De ontdekking dat de wijze van Bijbellezen en de uitleg van de Schrift in sterke mate wordt bepaald door de culturele context waarin mensen leven, prikkelde Van Doleweerd tot onderzoek, waarop hij in juni promoveerde. „In Ecuador las ik vaak samen met gemeenteleden de Bijbel. Na een aantal verzen vroeg ik hen dat wat we hadden gelezen met eigen woorden weer te geven. Daarbij viel me op dat ze het gedeelte direct op zichzelf en hun eigen situatie toepasten. Je zou ze zéér bevindelijk kunnen noemen. In onze traditie zijn we veel meer bezig met het verklaren van de tekst, waardoor we afstandelijker en theologischer lezen. Met het gevaar dat we de persoonlijke toepassing op afstand houden.”
Diepe vreugde
Zowel door zijn werk in Ecuador als door zijn promotieonderzoek kwam Van Doleweerd tot de conclusie dat voor een vruchtbaar lezen van de Bijbel drie zaken van belang zijn. In de eerste plaats zorgvuldige aandacht voor de tekst in relatie tot het verband waarin die staat. In de tweede plaats respect voor de leesgemeenschap. „Wij zijn niet de eerste lezers en uitleggers van de Bijbel, maar staan in een lange traditie.” In de derde plaats de persoonlijk toepassing van de tekst in het eigen leven. „Dat punt zou in onze kring meer aandacht mogen krijgen.”

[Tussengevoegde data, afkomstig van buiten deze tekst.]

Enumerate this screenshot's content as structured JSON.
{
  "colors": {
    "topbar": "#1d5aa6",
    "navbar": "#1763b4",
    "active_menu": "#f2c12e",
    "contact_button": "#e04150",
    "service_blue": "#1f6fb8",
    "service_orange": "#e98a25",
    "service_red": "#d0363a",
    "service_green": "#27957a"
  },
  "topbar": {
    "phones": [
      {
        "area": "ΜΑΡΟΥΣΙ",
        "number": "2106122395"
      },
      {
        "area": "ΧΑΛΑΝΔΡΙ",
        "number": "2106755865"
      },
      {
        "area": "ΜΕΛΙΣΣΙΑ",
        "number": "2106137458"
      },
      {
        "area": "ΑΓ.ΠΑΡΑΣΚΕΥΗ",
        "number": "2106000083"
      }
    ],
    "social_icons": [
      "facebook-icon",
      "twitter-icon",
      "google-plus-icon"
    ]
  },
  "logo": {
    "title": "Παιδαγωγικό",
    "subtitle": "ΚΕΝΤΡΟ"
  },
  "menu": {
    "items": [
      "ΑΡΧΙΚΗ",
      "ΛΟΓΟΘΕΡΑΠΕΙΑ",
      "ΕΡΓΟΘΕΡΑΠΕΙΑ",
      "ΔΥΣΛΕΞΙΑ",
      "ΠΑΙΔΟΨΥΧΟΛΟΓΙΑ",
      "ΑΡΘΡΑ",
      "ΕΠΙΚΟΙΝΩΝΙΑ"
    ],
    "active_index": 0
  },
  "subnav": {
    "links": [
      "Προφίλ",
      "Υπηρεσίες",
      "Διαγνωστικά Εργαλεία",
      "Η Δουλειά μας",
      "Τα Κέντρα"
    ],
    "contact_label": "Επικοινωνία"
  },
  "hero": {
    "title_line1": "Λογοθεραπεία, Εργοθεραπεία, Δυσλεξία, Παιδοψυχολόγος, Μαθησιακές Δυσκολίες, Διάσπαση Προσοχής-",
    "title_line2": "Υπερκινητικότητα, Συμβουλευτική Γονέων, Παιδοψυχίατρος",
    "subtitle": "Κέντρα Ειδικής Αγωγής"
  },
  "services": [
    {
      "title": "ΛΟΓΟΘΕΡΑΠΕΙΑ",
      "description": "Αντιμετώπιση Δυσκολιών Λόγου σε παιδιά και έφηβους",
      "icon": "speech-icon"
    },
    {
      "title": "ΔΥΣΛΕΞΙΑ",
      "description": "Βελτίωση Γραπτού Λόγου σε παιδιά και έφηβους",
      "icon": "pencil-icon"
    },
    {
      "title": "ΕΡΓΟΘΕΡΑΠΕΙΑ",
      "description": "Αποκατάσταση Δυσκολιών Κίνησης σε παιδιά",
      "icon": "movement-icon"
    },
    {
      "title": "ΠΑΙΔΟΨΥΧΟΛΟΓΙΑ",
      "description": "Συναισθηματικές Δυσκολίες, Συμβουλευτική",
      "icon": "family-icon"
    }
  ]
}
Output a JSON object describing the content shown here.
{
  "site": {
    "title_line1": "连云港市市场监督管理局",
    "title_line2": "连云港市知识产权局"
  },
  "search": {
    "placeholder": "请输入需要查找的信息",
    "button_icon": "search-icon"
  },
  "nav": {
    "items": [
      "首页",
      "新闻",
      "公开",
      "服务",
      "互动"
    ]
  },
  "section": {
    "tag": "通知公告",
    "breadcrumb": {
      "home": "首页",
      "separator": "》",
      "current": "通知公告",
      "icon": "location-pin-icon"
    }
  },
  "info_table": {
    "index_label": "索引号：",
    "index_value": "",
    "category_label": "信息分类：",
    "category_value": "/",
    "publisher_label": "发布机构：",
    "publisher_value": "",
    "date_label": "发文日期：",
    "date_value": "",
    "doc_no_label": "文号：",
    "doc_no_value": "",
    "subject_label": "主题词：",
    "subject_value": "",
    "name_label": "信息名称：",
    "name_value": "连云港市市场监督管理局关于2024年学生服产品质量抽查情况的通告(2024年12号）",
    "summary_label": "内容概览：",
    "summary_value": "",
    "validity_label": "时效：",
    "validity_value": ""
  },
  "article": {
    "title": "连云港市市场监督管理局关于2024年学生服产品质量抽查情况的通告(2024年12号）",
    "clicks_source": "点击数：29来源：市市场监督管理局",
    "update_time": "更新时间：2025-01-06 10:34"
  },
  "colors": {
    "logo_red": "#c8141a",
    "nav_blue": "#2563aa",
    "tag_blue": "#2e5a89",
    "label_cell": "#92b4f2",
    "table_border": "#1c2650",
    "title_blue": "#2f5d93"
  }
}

In het voorjaar van 2013 hoopt de zendingswerker met zijn echtgenote en twee kinderen naar Bali te reizen. Van Doleweerd gaat er doceren aan de Hogeschool Johannes Calvin. De drie oudste kinderen blijven in Nederland. Ze hebben vrede met de beslissing van hun ouders. „Zending is in ons gezin altijd een gemeenschappelijk thema geweest.”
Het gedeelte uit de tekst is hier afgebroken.